An editorial in the latest Bloomberg Businessweek takes President Obama to task for his corporate tax policy.

A higher corporate tax rate makes it cheaper to do business overseas, encouraging companies to send jobs abroad. What’s more, higher taxes are largely passed on to U.S. workers and consumers in smaller paychecks and higher prices.

The Obama administration claims to understand this. Yet its latest budget, which projects a $901 billion deficit in fiscal 2013, perpetuates the clumsy way the U.S. has tried for decades to reduce the overall tax rate with ever more credits and deductions. The budget encourages manufacturers, for example, to invest in the U.S. by proposing new deductions for companies that stay onshore and new credits for those investing in hard-hit communities. …

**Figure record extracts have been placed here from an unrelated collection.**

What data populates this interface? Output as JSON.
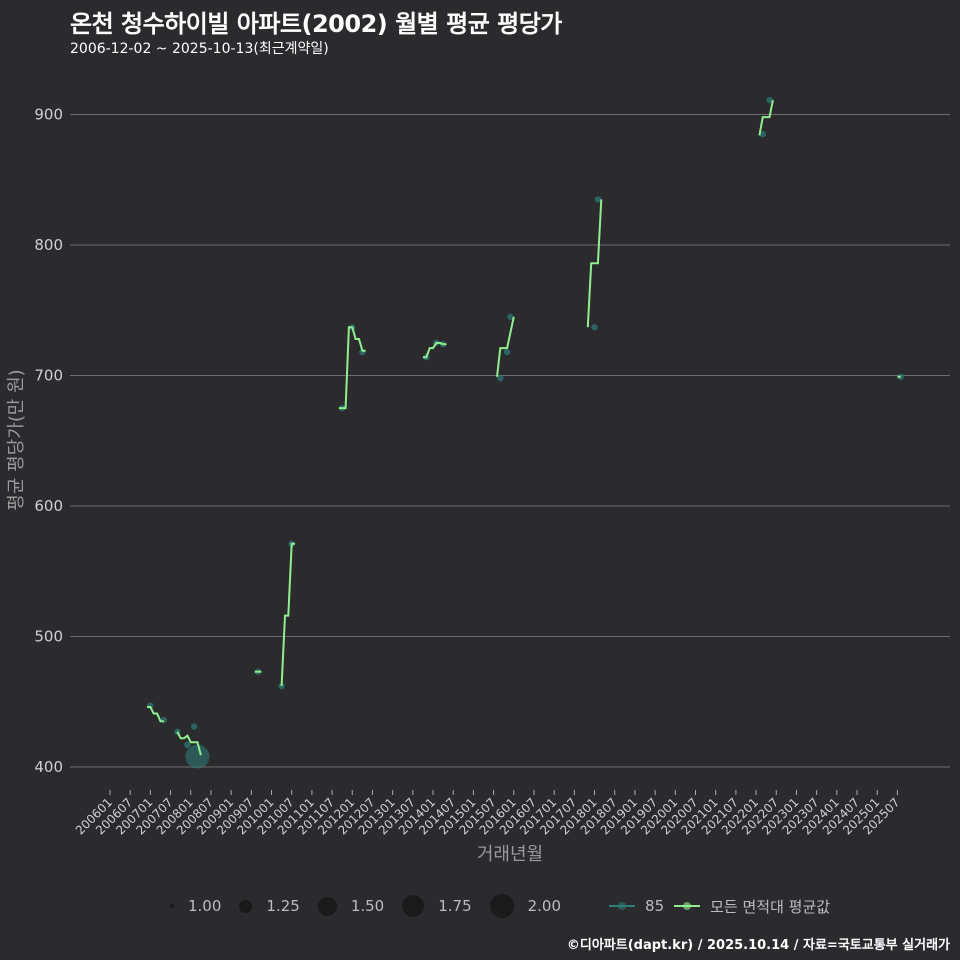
{
  "header": {
    "title": "온천 청수하이빌 아파트(2002) 월별 평균 평당가",
    "subtitle": "2006-12-02 ~ 2025-10-13(최근계약일)"
  },
  "caption": "©디아파트(dapt.kr) / 2025.10.14 / 자료=국토교통부 실거래가",
  "colors": {
    "background": "#2b2a2c",
    "grid": "#6e6e6e",
    "avg_line": "#90ee90",
    "series_85": "#2e7d7a"
  },
  "legend": {
    "size_items": [
      {
        "label": "1.00",
        "d": 4
      },
      {
        "label": "1.25",
        "d": 13
      },
      {
        "label": "1.50",
        "d": 19
      },
      {
        "label": "1.75",
        "d": 22
      },
      {
        "label": "2.00",
        "d": 24
      }
    ],
    "line_items": [
      {
        "label": "85",
        "color": "#2e7d7a"
      },
      {
        "label": "모든 면적대 평균값",
        "color": "#90ee90"
      }
    ]
  },
  "chart_data": {
    "type": "line",
    "title": "온천 청수하이빌 아파트(2002) 월별 평균 평당가",
    "subtitle": "2006-12-02 ~ 2025-10-13(최근계약일)",
    "xlabel": "거래년월",
    "ylabel": "평균 평당가(만 원)",
    "ylim": [
      383,
      935
    ],
    "yticks": [
      400,
      500,
      600,
      700,
      800,
      900
    ],
    "xticks": [
      "200601",
      "200607",
      "200701",
      "200707",
      "200801",
      "200807",
      "200901",
      "200907",
      "201001",
      "201007",
      "201101",
      "201107",
      "201201",
      "201207",
      "201301",
      "201307",
      "201401",
      "201407",
      "201501",
      "201507",
      "201601",
      "201607",
      "201701",
      "201707",
      "201801",
      "201807",
      "201901",
      "201907",
      "202001",
      "202007",
      "202101",
      "202107",
      "202201",
      "202207",
      "202301",
      "202307",
      "202401",
      "202407",
      "202501",
      "202507"
    ],
    "grid": true,
    "legend_position": "bottom",
    "series": [
      {
        "name": "모든 면적대 평균값",
        "segments": [
          [
            [
              "2006-12",
              446
            ],
            [
              "2007-01",
              446
            ],
            [
              "2007-02",
              441
            ],
            [
              "2007-03",
              441
            ],
            [
              "2007-04",
              435
            ],
            [
              "2007-05",
              435
            ]
          ],
          [
            [
              "2007-09",
              427
            ],
            [
              "2007-10",
              422
            ],
            [
              "2007-11",
              422
            ],
            [
              "2007-12",
              424
            ],
            [
              "2008-01",
              419
            ],
            [
              "2008-02",
              419
            ],
            [
              "2008-03",
              419
            ],
            [
              "2008-04",
              409
            ]
          ],
          [
            [
              "2009-08",
              473
            ],
            [
              "2009-09",
              473
            ],
            [
              "2009-10",
              473
            ]
          ],
          [
            [
              "2010-04",
              462
            ],
            [
              "2010-05",
              516
            ],
            [
              "2010-06",
              516
            ],
            [
              "2010-07",
              571
            ],
            [
              "2010-08",
              571
            ]
          ],
          [
            [
              "2011-09",
              675
            ],
            [
              "2011-10",
              675
            ],
            [
              "2011-11",
              675
            ],
            [
              "2011-12",
              737
            ],
            [
              "2012-01",
              737
            ],
            [
              "2012-02",
              728
            ],
            [
              "2012-03",
              728
            ],
            [
              "2012-04",
              719
            ],
            [
              "2012-05",
              719
            ]
          ],
          [
            [
              "2013-10",
              714
            ],
            [
              "2013-11",
              714
            ],
            [
              "2013-12",
              721
            ],
            [
              "2014-01",
              721
            ],
            [
              "2014-02",
              725
            ],
            [
              "2014-03",
              725
            ],
            [
              "2014-04",
              724
            ],
            [
              "2014-05",
              724
            ]
          ],
          [
            [
              "2015-08",
              699
            ],
            [
              "2015-09",
              721
            ],
            [
              "2015-10",
              721
            ],
            [
              "2015-11",
              721
            ],
            [
              "2016-01",
              745
            ]
          ],
          [
            [
              "2017-11",
              737
            ],
            [
              "2017-12",
              786
            ],
            [
              "2018-01",
              786
            ],
            [
              "2018-02",
              786
            ],
            [
              "2018-03",
              835
            ]
          ],
          [
            [
              "2022-02",
              884
            ],
            [
              "2022-03",
              898
            ],
            [
              "2022-04",
              898
            ],
            [
              "2022-05",
              898
            ],
            [
              "2022-06",
              911
            ]
          ],
          [
            [
              "2025-07",
              699
            ],
            [
              "2025-08",
              699
            ]
          ]
        ]
      },
      {
        "name": "85",
        "points": [
          [
            "2007-01",
            447,
            1
          ],
          [
            "2007-05",
            436,
            1
          ],
          [
            "2007-09",
            427,
            1
          ],
          [
            "2007-12",
            417,
            1
          ],
          [
            "2008-02",
            431,
            1
          ],
          [
            "2008-03",
            408,
            2
          ],
          [
            "2009-09",
            473,
            1
          ],
          [
            "2010-04",
            462,
            1
          ],
          [
            "2010-07",
            571,
            1
          ],
          [
            "2011-10",
            675,
            1
          ],
          [
            "2012-01",
            737,
            1
          ],
          [
            "2012-04",
            718,
            1
          ],
          [
            "2013-11",
            714,
            1
          ],
          [
            "2014-02",
            725,
            1
          ],
          [
            "2014-04",
            724,
            1
          ],
          [
            "2015-09",
            698,
            1
          ],
          [
            "2015-11",
            718,
            1
          ],
          [
            "2015-12",
            745,
            1
          ],
          [
            "2018-01",
            737,
            1
          ],
          [
            "2018-02",
            835,
            1
          ],
          [
            "2022-03",
            885,
            1
          ],
          [
            "2022-05",
            911,
            1
          ],
          [
            "2025-08",
            699,
            1
          ]
        ]
      }
    ]
  }
}
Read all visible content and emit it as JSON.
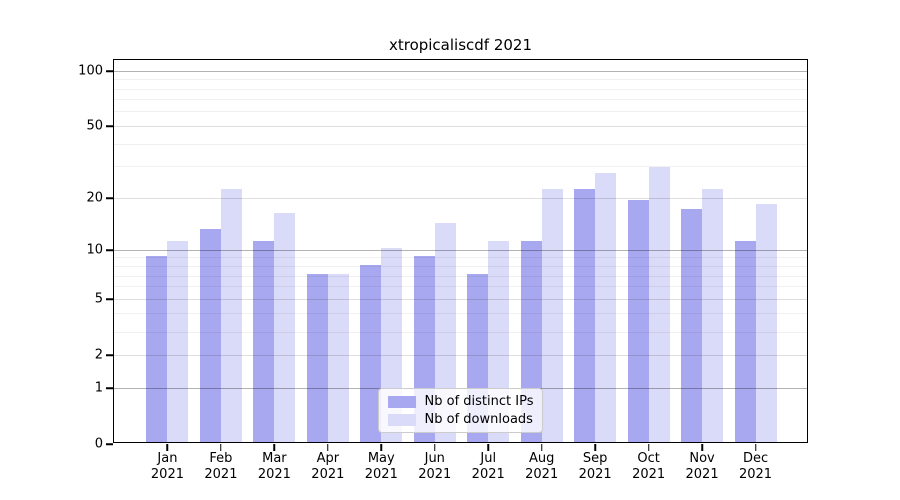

… The bigger problem is that tax credits rarely drive corporate behavior, especially decisions as important as a facility’s location. Economists say other factors, including wages, availability of skilled labor, and proximity to customers, carry more weight and that the Obama tax changes would probably be marginal at best.

The tax proposals in the White House’s budget seem designed more for political advantage than to put forward the best policy. Obama officials hint that a corporate tax overhaul may come later this year—something they’ve predicted in the past, only to back away. Before asking voters to give him a second term, Obama needs to show how he would fix a fractured system.

Roy Cordato might offer a simple alternative: Scrap the corporate income tax completely.